## anonymous one year ago Integrate with steps shown ((1)/(16-x^2)^(3/2))

1. SolomonZelman

$$\large\color{black}{ \displaystyle \int_{}^{} \frac{1}{\left(16-x^2\right)^{3/2}}~dx}$$ it is like this?

2. Michele_Laino

if we make this substitution: x=4*sin(\theta), we can rewrite our integral as follows: $\int {\frac{{4\cos \theta }}{{64{{\left( {\cos \theta } \right)}^3}}}} d\theta$ so we have the subsequent steps: $\begin{gathered} \int {\frac{{4\cos \theta }}{{64{{\left( {\cos \theta } \right)}^3}}}} d\theta = \hfill \\ \hfill \\ = \frac{1}{{16}}\int {\frac{{d\theta }}{{{{\left( {\cos \theta } \right)}^2}}}} = \frac{1}{{16}}\tan \theta = \frac{1}{{16}}\frac{x}{{\sqrt {16 - {x^2}} }} + k \hfill \\ \end{gathered}$

3. SolomonZelman

oh i was about to post this just now...:) x=sin theta:)

4. SolomonZelman

it is a very nice trig sub.

5. SolomonZelman

but when completing, don't forget to substitute back the x for theta....

6. SolomonZelman

i see a little gap there $$\large\color{black}{ \displaystyle \sqrt{F^2}=|F|}$$ so, shouldn't it be absolute value of cos(x) technically?

7. Michele_Laino

In general, the choice is toward the positive square root, as happens in quantum mechanics

8. SolomonZelman

oh, nvm, i guess in this case it is just that the powers cancels.... I am overthinking myself.
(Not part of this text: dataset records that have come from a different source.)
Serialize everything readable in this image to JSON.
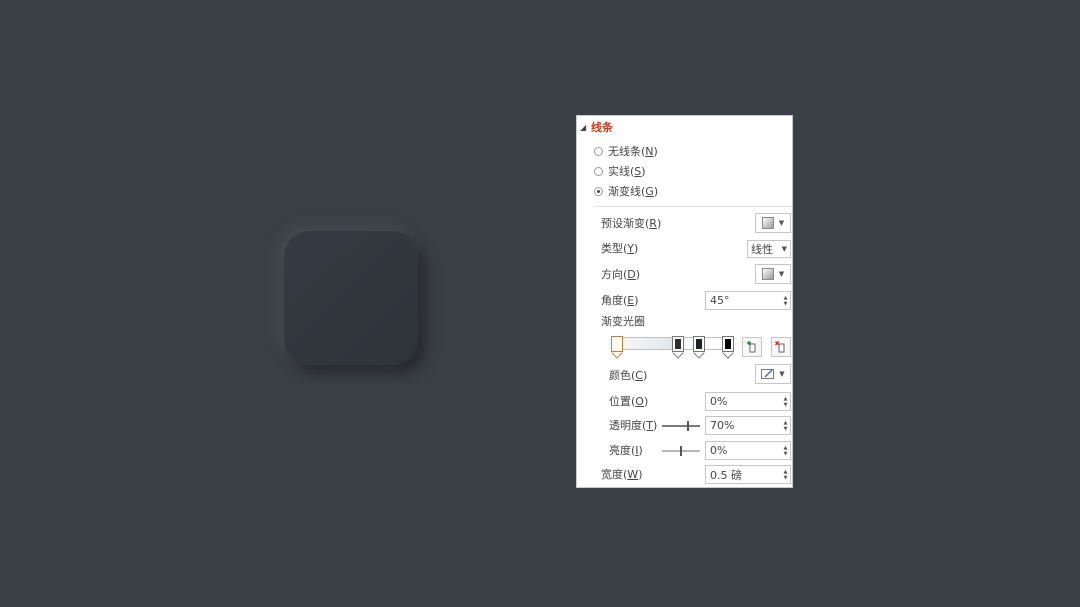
{
  "section": {
    "title": "线条",
    "options": [
      {
        "label": "无线条(",
        "key": "N",
        "suffix": ")",
        "selected": false
      },
      {
        "label": "实线(",
        "key": "S",
        "suffix": ")",
        "selected": false
      },
      {
        "label": "渐变线(",
        "key": "G",
        "suffix": ")",
        "selected": true
      }
    ]
  },
  "fields": {
    "preset": {
      "label": "预设渐变(",
      "key": "R",
      "suffix": ")",
      "icon": "gradient-swatch-icon"
    },
    "type": {
      "label": "类型(",
      "key": "Y",
      "suffix": ")",
      "value": "线性"
    },
    "direction": {
      "label": "方向(",
      "key": "D",
      "suffix": ")",
      "icon": "gradient-swatch-icon"
    },
    "angle": {
      "label": "角度(",
      "key": "E",
      "suffix": ")",
      "value": "45°"
    },
    "stops_label": "渐变光圈",
    "color": {
      "label": "颜色(",
      "key": "C",
      "suffix": ")",
      "icon": "pen-color-icon"
    },
    "position": {
      "label": "位置(",
      "key": "O",
      "suffix": ")",
      "value": "0%"
    },
    "transparency": {
      "label": "透明度(",
      "key": "T",
      "suffix": ")",
      "value": "70%",
      "level": 0.7
    },
    "brightness": {
      "label": "亮度(",
      "key": "I",
      "suffix": ")",
      "value": "0%",
      "level": 0.5
    },
    "width": {
      "label": "宽度(",
      "key": "W",
      "suffix": ")",
      "value": "0.5 磅"
    }
  },
  "gradient_stops": [
    {
      "color": "#ffffff",
      "selected": true
    },
    {
      "color": "#2a2e35",
      "selected": false
    },
    {
      "color": "#1f2227",
      "selected": false
    },
    {
      "color": "#000000",
      "selected": false
    }
  ],
  "colors": {
    "background": "#3b3f46",
    "shape": "#32363d",
    "accent_title": "#c43e1c",
    "stop_selected_border": "#d07a35"
  }
}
Absolute value is not there.... (quantum mechanics? :D)

9. SolomonZelman

yeah, just sec²θ.....

10. Michele_Laino

yes! In quantum mechanics it is convention to consider the positive square root of operator \alpha Namely if \alpha is an operator, then +sqrt(\alpha) is the square root operator

11. Michele_Laino

or more simply we work with arithmetic radicals only

12. SolomonZelman

I am trying to explore what you said about $$\sqrt{\alpha}$$ a little better... online. Thanks for all of this information:)

13. SolomonZelman

igtg

14. Michele_Laino

:)